Lisbeth sortit la joie dans le cœur; elle espérait pouvoir, en tenant son artiste sous clef, faire manquer son mariage avec Hortense en le disant marié, gracié par les efforts de sa femme, et parti pour la Russie. Aussi, pour exécuter ce plan, se rendit-elle vers trois heures chez la baronne, quoique ce ne fût pas le jour où elle y dînait habituellement; mais elle voulait jouir des tortures auxquelles sa petite cousine allait être en proie au moment où Wenceslas avait coutume de venir.
—Tu viens dîner, Bette? demanda la baronne en cachant son désappointement.
—Mais oui.
—Bien! répondit Hortense, je vais aller dire qu’on soit exact, car tu n’aimes pas à attendre.
Hortense fit un signe à sa mère pour la rassurer; car elle se proposait de dire au valet de chambre de renvoyer monsieur Steinbock quand il se présenterait; mais, le valet de chambre étant sorti, Hortense fut obligée de faire sa recommandation à la femme de chambre, et la femme de chambre monta chez elle pour y prendre son ouvrage afin de rester dans l’antichambre.

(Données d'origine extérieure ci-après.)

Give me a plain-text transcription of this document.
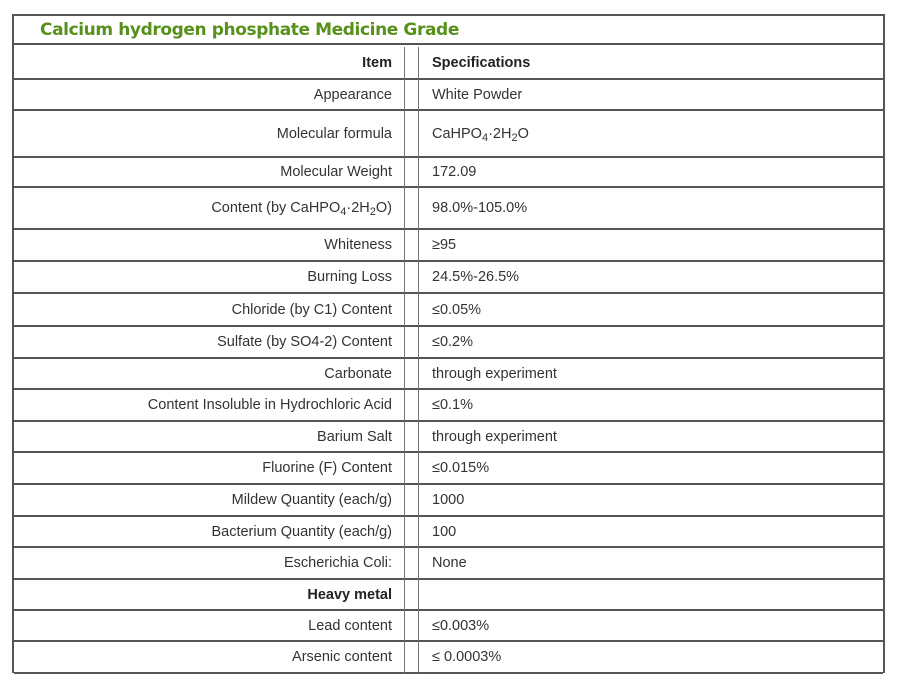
Calcium hydrogen phosphate Medicine Grade
Item		Specifications
Appearance		White Powder
Molecular formula		$CaHPO_4\cdot 2H_2O$
Molecular Weight		172.09
Content (by $CaHPO_4\cdot 2H_2O$)		98.0%-105.0%
Whiteness		≥95
Burning Loss		24.5%-26.5%
Chloride (by C1) Content		≤0.05%
Sulfate (by SO4-2) Content		≤0.2%
Carbonate		through experiment
Content Insoluble in Hydrochloric Acid		≤0.1%
Barium Salt		through experiment
Fluorine (F) Content		≤0.015%
Mildew Quantity (each/g)		1000
Bacterium Quantity (each/g)		100
Escherichia Coli:		None
Heavy metal		
Lead content		≤0.003%
Arsenic content		≤ 0.0003%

—Et mon amoureux? dit la cousine Bette à Hortense quand elle fut revenue, vous ne m’en parlez plus.
—A propos, que devient-il? dit Hortense, car il est célèbre. Tu dois être contente, ajouta-t-elle à l’oreille de sa cousine, on ne parle que de monsieur Wenceslas Steinbock.
—Beaucoup trop, répondit-elle à haute voix. Monsieur se dérange. S’il ne s’agissait que de le charmer au point de l’emporter sur les plaisirs de Paris, je connais mon pouvoir; mais on dit que, pour s’attacher un pareil artiste, l’empereur Nicolas lui fait grâce...
—Ah! bah! répondit la baronne.
—Comment sais-tu cela? demanda Hortense qui fut prise comme d’une crampe au cœur.